Structuring a Project Like a Kaggle Competition

data

programming

Published

November 27, 2020

Analytics projects are messy. It’s rarely clear at the start how to frame the business problem, whether a given approach will actually work, and if you can get it adopted by your partners. However once you have a framing the modelling part can be iterated on quickly by structuring the project like a Kaggle Competition.

The modelling part of analytics projects will go smoothly only if you have clear evaluation criteria. There are methodologies like CRISP-DM or Jeremy Howard’s Data Project Checklist for running a successful project. Modelling and analytics is only one (often small) step in the process, but it’s what defines it as an analytics project. It’s easy to spend a lot of time digging into the data and trying different approaches, but if you don’t have a clear evaluation criteria it’s really hard to compare them.

An imperfect evaluation criteria is often better than none. Your evaluation criteria should align with the business goals, but will often have to be a proxy for the real thing. Because of this getting the absolutely best score is often not worthwhile; there will be diminishing returns as models get more complex. But it gives you a guidepost and helps identify whether something is working at all. Ideally you have a simple evaluation metric that you can communicate back to stakeholders to demonstrate you’re actually doing something. Try to come up with just one primary metric, with at most a couple of guardrail metrics (i.e. constraints), otherwise you can spend a lot of time deciding between tradeoffs.

Once you’ve got an evaluation criteria, and created a good training/development/test set data split, then it’s easy to compare solutions. You should start with a very simple model as a baseline and then build on that. While it can be fun trying to build bigger better models, if you’re developing a new analytics product or service try to get to “good enough”. Often picking a small subset of the possible data (say a particular region or time period) will make it much faster to prove an approach. If you can prove it’s viable in the field then you can come back and expand and improve it.

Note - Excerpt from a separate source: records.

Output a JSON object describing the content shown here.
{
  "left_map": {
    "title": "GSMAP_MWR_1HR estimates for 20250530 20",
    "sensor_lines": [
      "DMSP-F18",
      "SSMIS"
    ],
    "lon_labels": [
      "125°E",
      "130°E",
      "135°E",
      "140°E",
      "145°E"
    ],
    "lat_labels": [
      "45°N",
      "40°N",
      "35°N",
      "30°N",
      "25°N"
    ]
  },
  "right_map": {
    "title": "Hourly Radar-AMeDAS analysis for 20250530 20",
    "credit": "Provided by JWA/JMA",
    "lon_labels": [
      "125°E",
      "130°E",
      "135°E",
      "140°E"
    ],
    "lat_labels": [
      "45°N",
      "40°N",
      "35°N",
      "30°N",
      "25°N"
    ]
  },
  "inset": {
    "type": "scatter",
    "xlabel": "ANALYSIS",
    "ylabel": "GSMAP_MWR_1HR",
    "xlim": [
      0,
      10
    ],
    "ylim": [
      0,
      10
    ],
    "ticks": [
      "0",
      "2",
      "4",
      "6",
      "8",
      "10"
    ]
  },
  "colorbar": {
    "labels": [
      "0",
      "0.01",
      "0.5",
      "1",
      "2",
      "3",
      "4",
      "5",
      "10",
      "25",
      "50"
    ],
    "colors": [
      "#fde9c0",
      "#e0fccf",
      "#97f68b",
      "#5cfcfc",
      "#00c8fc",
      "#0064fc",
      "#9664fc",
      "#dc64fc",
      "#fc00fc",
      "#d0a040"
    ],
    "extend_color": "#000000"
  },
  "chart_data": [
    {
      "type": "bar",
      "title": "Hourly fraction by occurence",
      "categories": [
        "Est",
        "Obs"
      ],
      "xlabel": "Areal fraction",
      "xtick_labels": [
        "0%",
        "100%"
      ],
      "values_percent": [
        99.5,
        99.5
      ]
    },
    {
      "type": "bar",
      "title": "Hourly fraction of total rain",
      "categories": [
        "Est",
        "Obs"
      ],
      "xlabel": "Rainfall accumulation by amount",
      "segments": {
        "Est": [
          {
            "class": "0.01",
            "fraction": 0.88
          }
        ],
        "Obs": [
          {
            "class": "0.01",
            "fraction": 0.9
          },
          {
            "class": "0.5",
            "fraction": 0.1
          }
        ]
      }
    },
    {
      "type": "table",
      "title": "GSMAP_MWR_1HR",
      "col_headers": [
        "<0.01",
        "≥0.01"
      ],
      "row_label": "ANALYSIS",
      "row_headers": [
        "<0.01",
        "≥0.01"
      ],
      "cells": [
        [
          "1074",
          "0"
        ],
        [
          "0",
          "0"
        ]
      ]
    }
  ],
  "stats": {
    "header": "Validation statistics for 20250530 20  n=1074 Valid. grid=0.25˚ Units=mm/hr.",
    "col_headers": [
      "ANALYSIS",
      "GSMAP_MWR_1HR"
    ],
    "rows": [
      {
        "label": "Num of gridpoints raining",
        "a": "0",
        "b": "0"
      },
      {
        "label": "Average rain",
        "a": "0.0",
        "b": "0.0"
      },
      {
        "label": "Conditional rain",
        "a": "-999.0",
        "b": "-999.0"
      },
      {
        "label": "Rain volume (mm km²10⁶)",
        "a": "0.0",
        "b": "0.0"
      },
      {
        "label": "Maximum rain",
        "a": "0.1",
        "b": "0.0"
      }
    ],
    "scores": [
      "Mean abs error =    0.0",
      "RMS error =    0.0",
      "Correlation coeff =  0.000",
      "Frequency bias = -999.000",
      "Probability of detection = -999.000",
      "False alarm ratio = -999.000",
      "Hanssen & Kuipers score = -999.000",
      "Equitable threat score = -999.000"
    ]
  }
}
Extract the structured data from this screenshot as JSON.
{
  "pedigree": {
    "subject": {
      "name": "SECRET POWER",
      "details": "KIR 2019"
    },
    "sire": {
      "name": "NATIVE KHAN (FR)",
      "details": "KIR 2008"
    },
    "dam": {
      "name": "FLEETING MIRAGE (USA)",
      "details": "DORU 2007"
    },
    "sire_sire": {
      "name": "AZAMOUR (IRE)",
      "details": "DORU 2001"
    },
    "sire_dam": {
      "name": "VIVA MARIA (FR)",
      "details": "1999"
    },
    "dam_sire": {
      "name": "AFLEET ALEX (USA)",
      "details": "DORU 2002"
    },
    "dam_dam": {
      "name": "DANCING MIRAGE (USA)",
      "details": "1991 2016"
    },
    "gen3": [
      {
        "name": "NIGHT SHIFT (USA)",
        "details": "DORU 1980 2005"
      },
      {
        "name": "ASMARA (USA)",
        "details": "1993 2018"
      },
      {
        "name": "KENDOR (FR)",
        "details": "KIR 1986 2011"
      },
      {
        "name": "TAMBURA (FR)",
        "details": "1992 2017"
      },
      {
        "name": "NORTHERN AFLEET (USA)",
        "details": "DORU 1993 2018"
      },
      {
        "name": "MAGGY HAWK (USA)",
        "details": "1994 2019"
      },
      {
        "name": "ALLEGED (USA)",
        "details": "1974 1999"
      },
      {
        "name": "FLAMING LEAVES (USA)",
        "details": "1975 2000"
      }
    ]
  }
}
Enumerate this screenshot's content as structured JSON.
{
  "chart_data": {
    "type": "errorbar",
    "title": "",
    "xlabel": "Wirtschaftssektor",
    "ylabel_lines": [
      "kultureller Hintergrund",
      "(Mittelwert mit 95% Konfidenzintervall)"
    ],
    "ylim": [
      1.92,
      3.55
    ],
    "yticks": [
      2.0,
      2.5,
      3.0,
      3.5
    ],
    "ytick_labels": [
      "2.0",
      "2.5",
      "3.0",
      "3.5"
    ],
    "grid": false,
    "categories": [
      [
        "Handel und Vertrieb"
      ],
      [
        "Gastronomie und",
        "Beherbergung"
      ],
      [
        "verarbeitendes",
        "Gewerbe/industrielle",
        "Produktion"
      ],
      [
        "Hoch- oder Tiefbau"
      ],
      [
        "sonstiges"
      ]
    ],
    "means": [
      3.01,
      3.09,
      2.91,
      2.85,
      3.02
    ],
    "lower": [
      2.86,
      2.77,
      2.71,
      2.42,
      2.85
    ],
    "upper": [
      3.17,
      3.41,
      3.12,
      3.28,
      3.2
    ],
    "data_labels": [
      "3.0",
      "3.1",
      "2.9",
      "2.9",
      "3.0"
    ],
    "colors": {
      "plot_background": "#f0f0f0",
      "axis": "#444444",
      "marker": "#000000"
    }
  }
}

It’s easy to get stuck with a mediocre implementation if you don’t set a clear structure. If you start with a solution you’ll start building your evaluation around the structure of your solution. This makes it harder to test alternative solutions later on, and the evaluation may even get stuck to implementation details.

When the solution is in production you can then evaluate your metrics online and reconcile them with your offline test metrics (which may be different if you inadvertently had a data leak!) Then it can be refined and optimised over time as it becomes more obvious what’s important in production. But you can keep the same project structure for future improvement cycles.

This technique won’t work for all problems, and it’s not always easy to come up with an offline evaluation metric and set. But when you can using this structure will make your modelling iterate faster and set up success for monitoring and improvement if the solution gets adopted.